Hey, in the UK we teach children small distances in millimetres and centimetres, and driving distances in miles; under 500 ml in ml, 568 ml in pints, then litres. Beef in grammes, but people in stone.
None of this French Napoleonic nonsense for us, thankee kindly.
the point is the pint , so MilePint!
It comes in pints? </hobbit>
InchPoint would be too easy. I say we go the other way, with ParsecPoint! Just earning one single ParsecPoint will get you super-triple-polonium status for life. Only drawback is you have to have flown a transcon a day since the dawn of the universe to qualify. And I don't even want to bring up trying to qualify on segments.
Maybe this could work and the airline industry can measure trips in inches. Here are a few:
ORD-PBI 72,483,840 Inches
DFW-LAX 78,249,600 Inches
SFO-JFK 163,468,800 Inches
You get additional bonus points too if you can do the Kessel Run in less than 12 parsecs.

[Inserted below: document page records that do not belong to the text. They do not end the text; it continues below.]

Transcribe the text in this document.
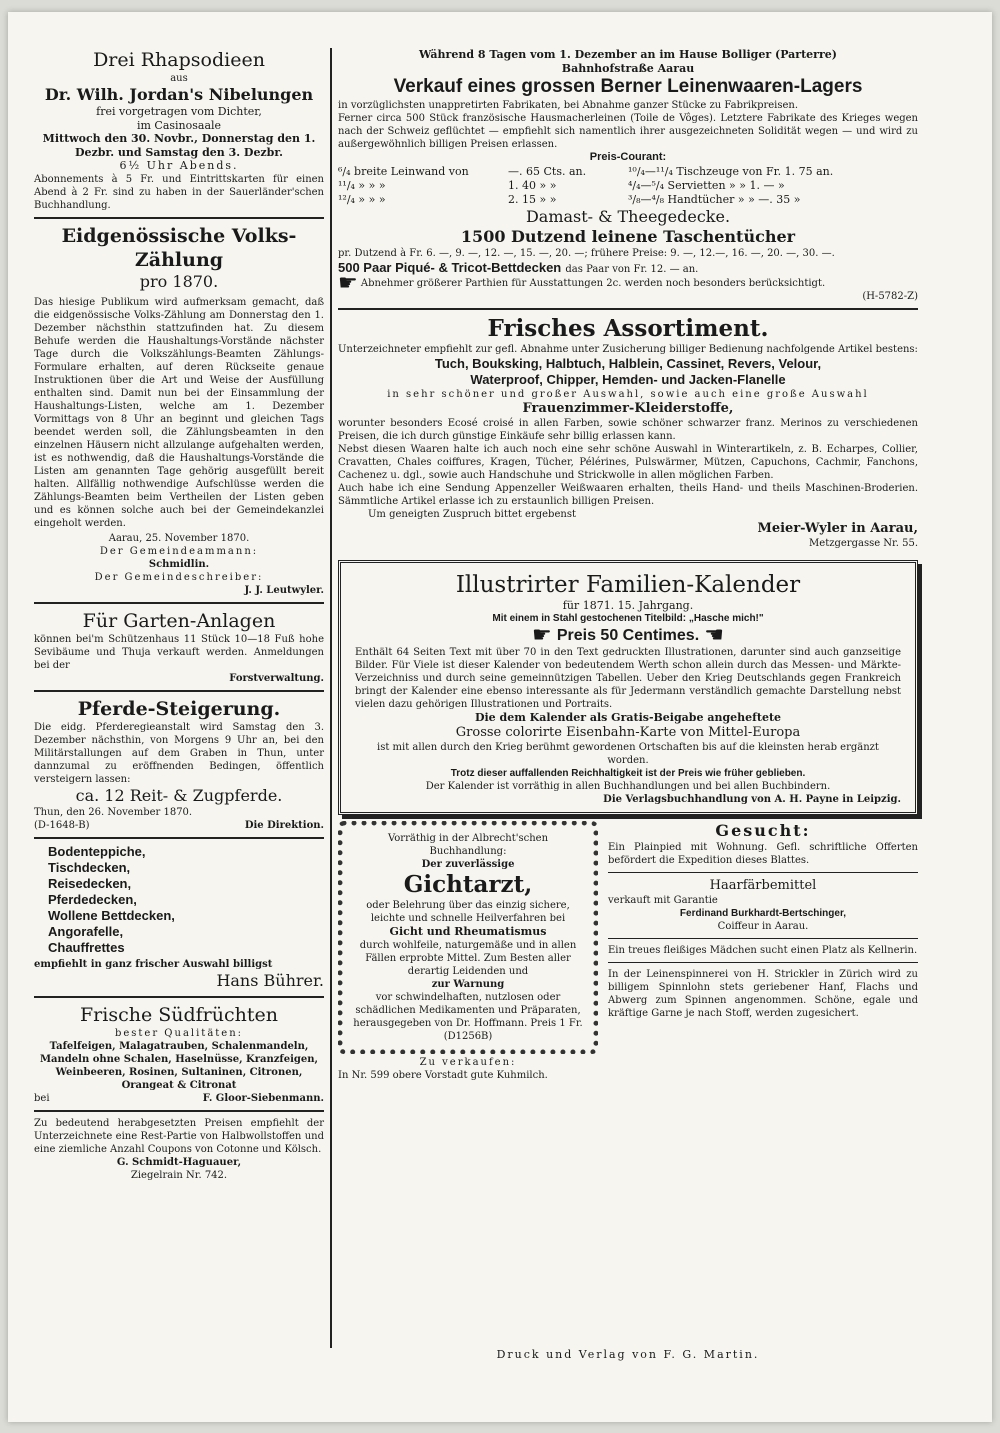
Drei Rhapsodieen

aus

Dr. Wilh. Jordan's Nibelungen

frei vorgetragen vom Dichter,

im Casinosaale

Mittwoch den 30. Novbr., Donnerstag den 1.

Dezbr. und Samstag den 3. Dezbr.

6½ Uhr Abends.

Abonnements à 5 Fr. und Eintrittskarten für einen Abend à 2 Fr. sind zu haben in der Sauerländer'schen Buchhandlung.

Eidgenössische Volks-Zählung

pro 1870.

Das hiesige Publikum wird aufmerksam gemacht, daß die eidgenössische Volks-Zählung am Donnerstag den 1. Dezember nächsthin stattzufinden hat. Zu diesem Behufe werden die Haushaltungs-Vorstände nächster Tage durch die Volkszählungs-Beamten Zählungs-Formulare erhalten, auf deren Rückseite genaue Instruktionen über die Art und Weise der Ausfüllung enthalten sind. Damit nun bei der Einsammlung der Haushaltungs-Listen, welche am 1. Dezember Vormittags von 8 Uhr an beginnt und gleichen Tags beendet werden soll, die Zählungsbeamten in den einzelnen Häusern nicht allzulange aufgehalten werden, ist es nothwendig, daß die Haushaltungs-Vorstände die Listen am genannten Tage gehörig ausgefüllt bereit halten. Allfällig nothwendige Aufschlüsse werden die Zählungs-Beamten beim Vertheilen der Listen geben und es können solche auch bei der Gemeindekanzlei eingeholt werden.

Aarau, 25. November 1870.

Der Gemeindeammann:

Schmidlin.

Der Gemeindeschreiber:

J. J. Leutwyler.

Für Garten-Anlagen

können bei'm Schützenhaus 11 Stück 10—18 Fuß hohe Sevibäume und Thuja verkauft werden. Anmeldungen bei der

Forstverwaltung.

Pferde-Steigerung.

Die eidg. Pferderegieanstalt wird Samstag den 3. Dezember nächsthin, von Morgens 9 Uhr an, bei den Militärstallungen auf dem Graben in Thun, unter dannzumal zu eröffnenden Bedingen, öffentlich versteigern lassen:

ca. 12 Reit- & Zugpferde.

Thun, den 26. November 1870.

(D-1648-B)	Die Direktion.

Bodenteppiche,

Tischdecken,

Reisedecken,

Pferdedecken,

Wollene Bettdecken,

Angorafelle,

Chauffrettes

empfiehlt in ganz frischer Auswahl billigst

Hans Bührer.

Frische Südfrüchten

bester Qualitäten:

Tafelfeigen, Malagatrauben, Schalenmandeln, Mandeln ohne Schalen, Haselnüsse, Kranzfeigen, Weinbeeren, Rosinen, Sultaninen, Citronen, Orangeat & Citronat

bei	F. Gloor-Siebenmann.

Zu bedeutend herabgesetzten Preisen empfiehlt der Unterzeichnete eine Rest-Partie von Halbwollstoffen und eine ziemliche Anzahl Coupons von Cotonne und Kölsch.

G. Schmidt-Haguauer,

Ziegelrain Nr. 742.

Während 8 Tagen vom 1. Dezember an im Hause Bolliger (Parterre)

Bahnhofstraße Aarau

Verkauf eines grossen Berner Leinenwaaren-Lagers

in vorzüglichsten unappretirten Fabrikaten, bei Abnahme ganzer Stücke zu Fabrikpreisen.

Ferner circa 500 Stück französische Hausmacherleinen (Toile de Vôges). Letztere Fabrikate des Krieges wegen nach der Schweiz geflüchtet — empfiehlt sich namentlich ihrer ausgezeichneten Solidität wegen — und wird zu außergewöhnlich billigen Preisen erlassen.

Preis-Courant:

⁶/₄ breite Leinwand von	—. 65 Cts. an.	¹⁰/₄—¹¹/₄ Tischzeuge von Fr. 1. 75 an.
¹¹/₄ » » »	1. 40 » »	⁴/₄—⁵/₄ Servietten » » 1. — »
¹²/₄ » » »	2. 15 » »	³/₈—⁴/₈ Handtücher » » —. 35 »

Damast- & Theegedecke.

1500 Dutzend leinene Taschentücher

pr. Dutzend à Fr. 6. —, 9. —, 12. —, 15. —, 20. —; frühere Preise: 9. —, 12.—, 16. —, 20. —, 30. —.

500 Paar Piqué- & Tricot-Bettdecken das Paar von Fr. 12. — an.

☛ Abnehmer größerer Parthien für Ausstattungen 2c. werden noch besonders berücksichtigt.

(H-5782-Z)

Frisches Assortiment.

Unterzeichneter empfiehlt zur gefl. Abnahme unter Zusicherung billiger Bedienung nachfolgende Artikel bestens:

Tuch, Bouksking, Halbtuch, Halblein, Cassinet, Revers, Velour,

Waterproof, Chipper, Hemden- und Jacken-Flanelle

in sehr schöner und großer Auswahl, sowie auch eine große Auswahl

Frauenzimmer-Kleiderstoffe,

worunter besonders Ecosé croisé in allen Farben, sowie schöner schwarzer franz. Merinos zu verschiedenen Preisen, die ich durch günstige Einkäufe sehr billig erlassen kann.

Nebst diesen Waaren halte ich auch noch eine sehr schöne Auswahl in Winterartikeln, z. B. Echarpes, Collier, Cravatten, Chales coiffures, Kragen, Tücher, Pélérines, Pulswärmer, Mützen, Capuchons, Cachmir, Fanchons, Cachenez u. dgl., sowie auch Handschuhe und Strickwolle in allen möglichen Farben.

Auch habe ich eine Sendung Appenzeller Weißwaaren erhalten, theils Hand- und theils Maschinen-Broderien. Sämmtliche Artikel erlasse ich zu erstaunlich billigen Preisen.

Um geneigten Zuspruch bittet ergebenst

Meier-Wyler in Aarau,

Metzgergasse Nr. 55.

Illustrirter Familien-Kalender

für 1871. 15. Jahrgang.

Mit einem in Stahl gestochenen Titelbild: „Hasche mich!"

☛ Preis 50 Centimes. ☚

Enthält 64 Seiten Text mit über 70 in den Text gedruckten Illustrationen, darunter sind auch ganzseitige Bilder. Für Viele ist dieser Kalender von bedeutendem Werth schon allein durch das Messen- und Märkte-Verzeichniss und durch seine gemeinnützigen Tabellen. Ueber den Krieg Deutschlands gegen Frankreich bringt der Kalender eine ebenso interessante als für Jedermann verständlich gemachte Darstellung nebst vielen dazu gehörigen Illustrationen und Portraits.

Die dem Kalender als Gratis-Beigabe angeheftete

Grosse colorirte Eisenbahn-Karte von Mittel-Europa

ist mit allen durch den Krieg berühmt gewordenen Ortschaften bis auf die kleinsten herab ergänzt worden.

Trotz dieser auffallenden Reichhaltigkeit ist der Preis wie früher geblieben.

Der Kalender ist vorräthig in allen Buchhandlungen und bei allen Buchbindern.

Die Verlagsbuchhandlung von A. H. Payne in Leipzig.

Vorräthig in der Albrecht'schen Buchhandlung:

Der zuverlässige

Gichtarzt,

oder Belehrung über das einzig sichere, leichte und schnelle Heilverfahren bei

Gicht und Rheumatismus

durch wohlfeile, naturgemäße und in allen Fällen erprobte Mittel. Zum Besten aller derartig Leidenden und

zur Warnung

vor schwindelhaften, nutzlosen oder schädlichen Medikamenten und Präparaten, herausgegeben von Dr. Hoffmann. Preis 1 Fr. (D1256B)

Zu verkaufen:

In Nr. 599 obere Vorstadt gute Kuhmilch.

Gesucht:

Ein Plainpied mit Wohnung. Gefl. schriftliche Offerten befördert die Expedition dieses Blattes.

Haarfärbemittel

verkauft mit Garantie

Ferdinand Burkhardt-Bertschinger,

Coiffeur in Aarau.

Ein treues fleißiges Mädchen sucht einen Platz als Kellnerin.

In der Leinenspinnerei von H. Strickler in Zürich wird zu billigem Spinnlohn stets geriebener Hanf, Flachs und Abwerg zum Spinnen angenommen. Schöne, egale und kräftige Garne je nach Stoff, werden zugesichert.

Druck und Verlag von F. G. Martin.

I had to look up parsec on Wikipedia.
"The parsec (parallax of one arcsecond; symbol: pc) is a unit of length, equal to just under 31 trillion (31×1012) kilometres (about 19 trillion miles), 206265 AU, or about 3.26 light-years. The parsec measurement unit is used in astronomy. It is defined as the length of the adjacent side of an imaginary right triangle in space. The two dimensions that specify this triangle are the parallax angle (defined as 1 arcsecond) and the opposite side (defined as 1 astronomical unit (AU), the distance from the Earth to the Sun). Given these two measurements, along with the rules of trigonometry, the length of the adjacent side (the parsec) can be found."
Neil didn't teach me that on NOVA Science Now.